Line chart of Debt-to-GDP ratio (%)  showing Germany has curbed spending and lowered its debt burden

The inability to balance spending needs with the limited financial leeway created by the debt brake was a main reason for the collapse of Scholz’s ill-fated three-way coalition between the Social Democrats, the Greens and the Free Democrats last month.

In the run-up to the snap election, which is likely to take place in February, an overhaul of the strict borrowing cap has become a central topic. The leader of the opposition and most likely candidate to secure the chancellorship, Christian Democratic Union party boss Friedrich Merz, has signalled he might be open for limited reforms of the debt brake.
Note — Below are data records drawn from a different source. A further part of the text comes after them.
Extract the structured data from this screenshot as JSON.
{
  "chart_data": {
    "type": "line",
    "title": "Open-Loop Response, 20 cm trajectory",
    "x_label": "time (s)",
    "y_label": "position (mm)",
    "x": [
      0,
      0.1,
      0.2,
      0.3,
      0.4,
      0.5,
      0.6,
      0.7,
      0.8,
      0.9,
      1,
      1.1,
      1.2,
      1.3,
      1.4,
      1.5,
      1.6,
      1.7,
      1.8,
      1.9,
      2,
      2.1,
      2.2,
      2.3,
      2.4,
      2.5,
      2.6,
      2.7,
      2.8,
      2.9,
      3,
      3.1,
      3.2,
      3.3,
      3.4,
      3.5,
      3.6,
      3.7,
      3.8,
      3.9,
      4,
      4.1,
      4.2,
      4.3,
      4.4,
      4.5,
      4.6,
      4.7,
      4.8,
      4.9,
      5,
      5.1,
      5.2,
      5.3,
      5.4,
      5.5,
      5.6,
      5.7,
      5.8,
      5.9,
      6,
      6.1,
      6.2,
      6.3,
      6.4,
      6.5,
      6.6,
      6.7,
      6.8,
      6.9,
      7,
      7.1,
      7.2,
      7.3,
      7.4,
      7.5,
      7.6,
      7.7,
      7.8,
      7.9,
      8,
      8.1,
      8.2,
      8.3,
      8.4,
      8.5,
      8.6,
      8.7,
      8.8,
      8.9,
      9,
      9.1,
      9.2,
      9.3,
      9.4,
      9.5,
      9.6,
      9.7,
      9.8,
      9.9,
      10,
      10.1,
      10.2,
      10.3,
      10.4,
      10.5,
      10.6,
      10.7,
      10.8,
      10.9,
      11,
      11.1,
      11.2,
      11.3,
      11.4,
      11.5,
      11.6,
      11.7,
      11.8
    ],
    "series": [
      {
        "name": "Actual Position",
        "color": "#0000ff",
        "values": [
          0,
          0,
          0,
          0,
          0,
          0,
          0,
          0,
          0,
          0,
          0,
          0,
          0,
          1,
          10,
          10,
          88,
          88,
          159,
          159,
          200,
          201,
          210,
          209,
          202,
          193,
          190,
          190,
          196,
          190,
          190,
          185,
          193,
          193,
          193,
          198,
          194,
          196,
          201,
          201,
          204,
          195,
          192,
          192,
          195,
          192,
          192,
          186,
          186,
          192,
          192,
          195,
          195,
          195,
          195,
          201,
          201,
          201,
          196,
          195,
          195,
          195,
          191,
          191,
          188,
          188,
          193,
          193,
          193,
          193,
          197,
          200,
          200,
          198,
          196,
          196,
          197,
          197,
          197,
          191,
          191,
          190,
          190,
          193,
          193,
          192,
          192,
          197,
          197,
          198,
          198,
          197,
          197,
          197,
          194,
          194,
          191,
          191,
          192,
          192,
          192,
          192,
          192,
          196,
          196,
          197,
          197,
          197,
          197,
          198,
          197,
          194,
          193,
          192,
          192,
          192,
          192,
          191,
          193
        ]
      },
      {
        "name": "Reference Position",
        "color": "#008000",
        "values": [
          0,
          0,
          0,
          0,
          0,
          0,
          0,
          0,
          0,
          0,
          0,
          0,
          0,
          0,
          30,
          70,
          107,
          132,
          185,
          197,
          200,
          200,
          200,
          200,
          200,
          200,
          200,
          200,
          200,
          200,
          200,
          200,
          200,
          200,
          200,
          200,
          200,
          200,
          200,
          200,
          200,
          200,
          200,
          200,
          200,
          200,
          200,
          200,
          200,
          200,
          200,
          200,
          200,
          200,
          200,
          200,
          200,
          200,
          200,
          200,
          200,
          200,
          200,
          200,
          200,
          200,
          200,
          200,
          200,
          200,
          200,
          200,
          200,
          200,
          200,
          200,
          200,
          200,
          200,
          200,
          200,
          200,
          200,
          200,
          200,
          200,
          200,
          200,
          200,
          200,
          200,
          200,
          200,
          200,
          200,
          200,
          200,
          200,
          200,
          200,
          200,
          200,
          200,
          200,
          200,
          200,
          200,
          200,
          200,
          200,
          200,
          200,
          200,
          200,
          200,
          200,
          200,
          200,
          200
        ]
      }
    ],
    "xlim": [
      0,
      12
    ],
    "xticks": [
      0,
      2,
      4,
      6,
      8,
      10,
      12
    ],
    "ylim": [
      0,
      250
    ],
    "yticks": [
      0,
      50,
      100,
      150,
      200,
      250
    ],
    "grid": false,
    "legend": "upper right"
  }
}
The Bundesbank first floated ideas to reform the debt brake in 2022.

Nagel said in March that Germany “in certain periods of time” could run “slightly” higher deficits without putting stability on the line.

Nagel acknowledged that the debt brake, agreed in 2009, had been “a very helpful tool” after public debt shot up dramatically in the aftermath of the global financial crisis. During the euro crisis, having the break in place also delivered the message “that governments have to get their debt and deficit situation under control”.

The Bundesbank boss, who has a vote on the European Central Bank’s governing council, declined to give any indication of his views about the next rate decision, scheduled for December 12.

However, he said the ECB’s 2 per cent inflation target was “in sight” and should be reached “by the middle of next year at the latest”.

Eurozone inflation was 2.3 per cent in November. The ECB’s latest forecasts imply rate-setters will hit their goal over the course of 2025.

He stressed that he would not “over-emphasise” the risk of the ECB undershooting its 2 per cent target as core inflation — a measure seen as a better indicator of the persistence of price pressures — was “still very sticky”.